梅雨入りして傘の手放せない日が続いていますが、いかがお過ごしでしょうか。
今回で日本の財政問題は最終回になります。

日銀は通貨発行権を持つ政府の子会社にあたり、紙幣を印刷して国債を買い取ることができるため事実上借金問題はないと述べてきました。
6月2日の日本経済新聞に日銀資産が500兆円もあって、日銀財務が悪化しているという首をかしげたくなるような記事が出ていました。日銀資産とは主に国債のことで、それだけ国債を持っているため、将来国債を日銀が処分する時に金利が上がって日銀の利払いが大変になるといった内容でした。繰り返しになりますが、日銀は政府の子会社にあたり、日銀の資産「国債」は政府の負債「借金」であるため、日銀と政府の連結決算をすれば資産負債は相殺されてしまいます。
そのためこのような議論は成り立たないと思います。政府が国債を発行して銀行などが国債を買い取り、その国債を今度は日銀が買い取って国債が戻ってきただけのことです。政府と日銀の関係でいえば、親が債務者で子供が債権者に当たります。政府と日銀は一体である、すなわち家庭でいえば親子間の貸し借りに過ぎません。親子間で借金を返せ、返せないと言っているのです(笑)。連結決算で相殺すればいいだけの話です。

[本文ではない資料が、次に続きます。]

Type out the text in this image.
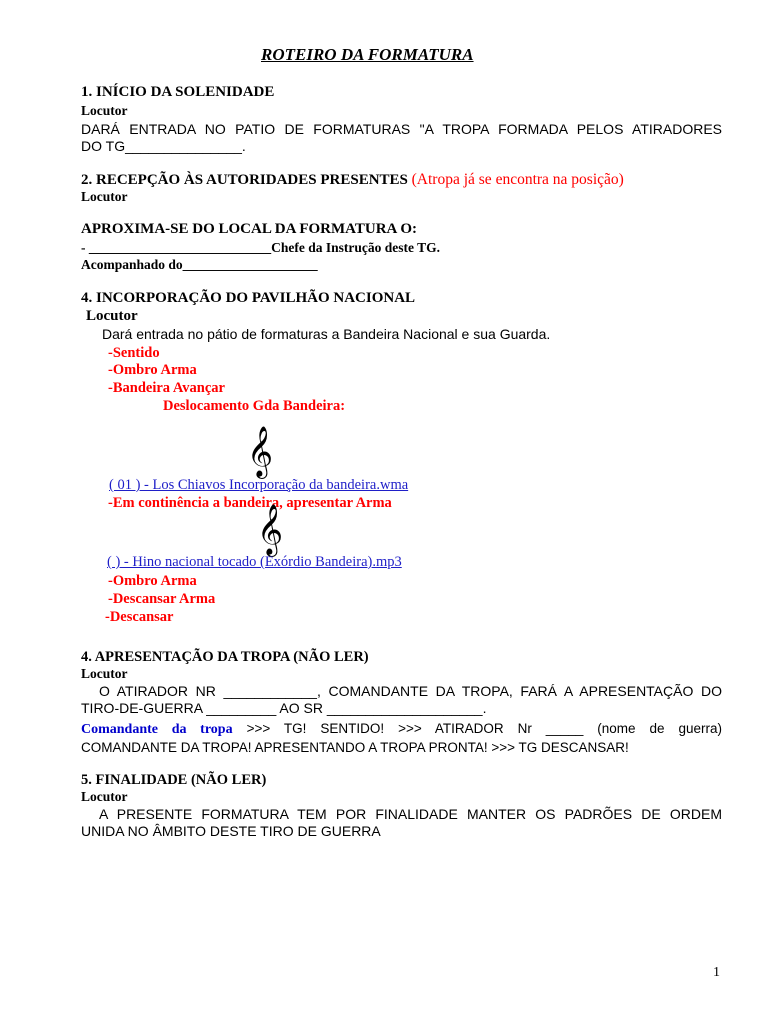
ROTEIRO DA FORMATURA
1. INÍCIO DA SOLENIDADE
Locutor
DARÁ ENTRADA NO PATIO DE FORMATURAS "A TROPA FORMADA PELOS ATIRADORES
DO TG_______________.
2. RECEPÇÃO ÀS AUTORIDADES PRESENTES (Atropa já se encontra na posição)
Locutor
APROXIMA-SE DO LOCAL DA FORMATURA O:
- ___________________________Chefe da Instrução deste TG.
Acompanhado do____________________
4. INCORPORAÇÃO DO PAVILHÃO NACIONAL
Locutor
Dará entrada no pátio de formaturas a Bandeira Nacional e sua Guarda.
-Sentido
-Ombro Arma
-Bandeira Avançar
Deslocamento Gda Bandeira:
𝄞
( 01 ) - Los Chiavos Incorporação da bandeira.wma
-Em continência a bandeira, apresentar Arma
𝄞
( ) - Hino nacional tocado (Exórdio Bandeira).mp3
-Ombro Arma
-Descansar Arma
-Descansar
4. APRESENTAÇÃO DA TROPA (NÃO LER)
Locutor
O ATIRADOR NR ____________, COMANDANTE DA TROPA, FARÁ A APRESENTAÇÃO DO
TIRO-DE-GUERRA _________ AO SR ____________________.
Comandante da tropa >>> TG! SENTIDO! >>> ATIRADOR Nr _____ (nome de guerra)
COMANDANTE DA TROPA! APRESENTANDO A TROPA PRONTA! >>> TG DESCANSAR!
5. FINALIDADE (NÃO LER)
Locutor
A PRESENTE FORMATURA TEM POR FINALIDADE MANTER OS PADRÕES DE ORDEM
UNIDA NO ÂMBITO DESTE TIRO DE GUERRA
1
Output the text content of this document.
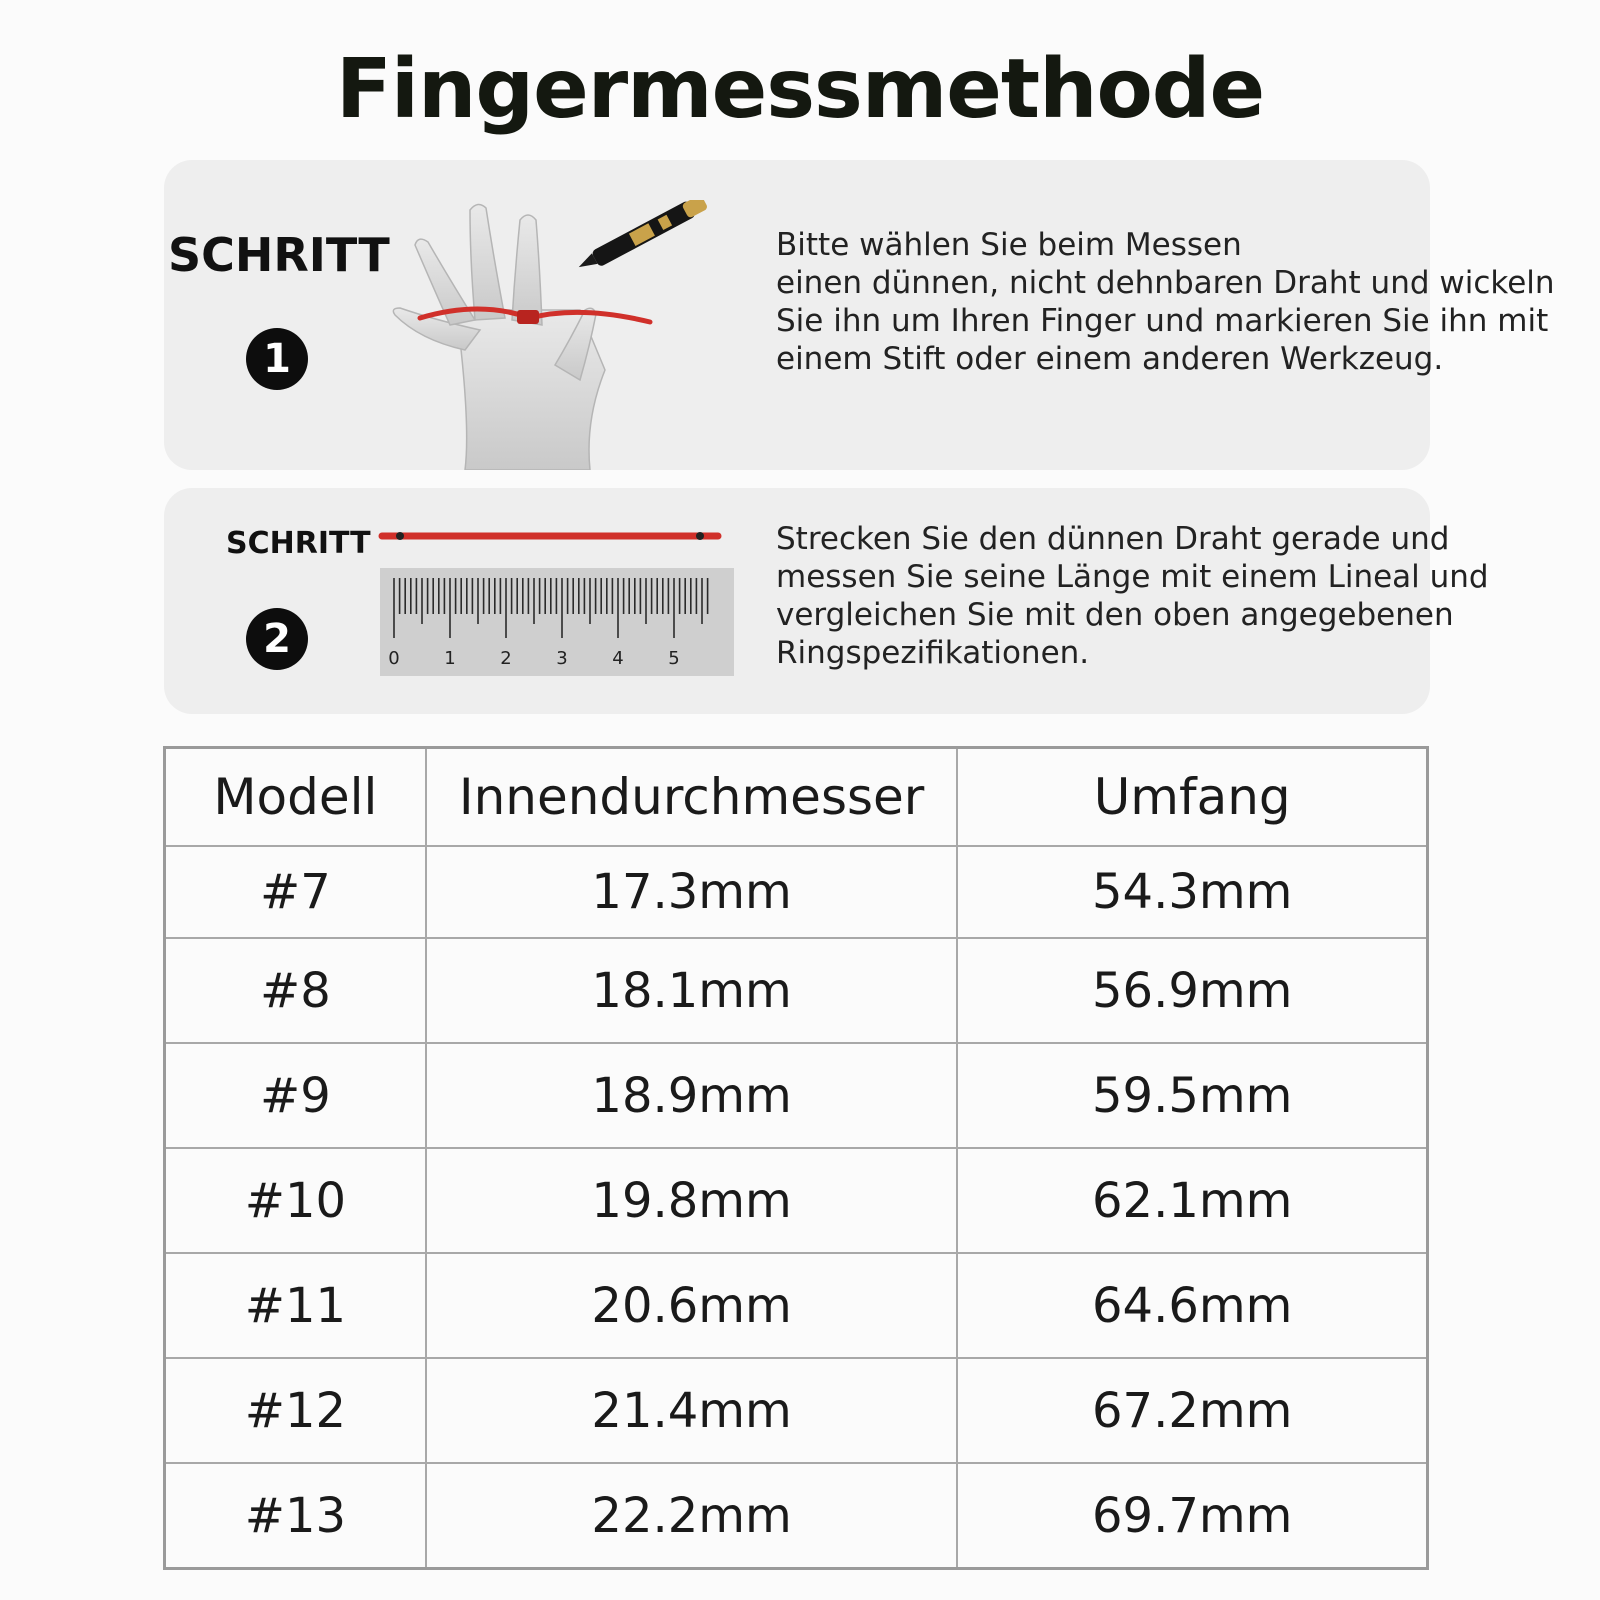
Fingermessmethode
SCHRITT
1

Bitte wählen Sie beim Messen
einen dünnen, nicht dehnbaren Draht und wickeln
Sie ihn um Ihren Finger und markieren Sie ihn mit
einem Stift oder einem anderen Werkzeug.

SCHRITT
2	0 1 2 3 4 5

Strecken Sie den dünnen Draht gerade und
messen Sie seine Länge mit einem Lineal und
vergleichen Sie mit den oben angegebenen
Ringspezifikationen.

Modell	Innendurchmesser	Umfang
#7	17.3mm	54.3mm
#8	18.1mm	56.9mm
#9	18.9mm	59.5mm
#10	19.8mm	62.1mm
#11	20.6mm	64.6mm
#12	21.4mm	67.2mm
#13	22.2mm	69.7mm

日銀財務が悪化しているとか言った議論もおかしな話です。日銀は利益追求をしている民間の企業とは立場も役割も全く異なっています。同じ土俵で論じること自体無理があるのではないでしょうか。
ちょっと熱くなってしまいましたが、この辺にしておきたいと思います。
というわけで国の将来を案ずるより自分の将来を考えた方がよさそうですね(笑)。

今月もよろしくお願いいたします。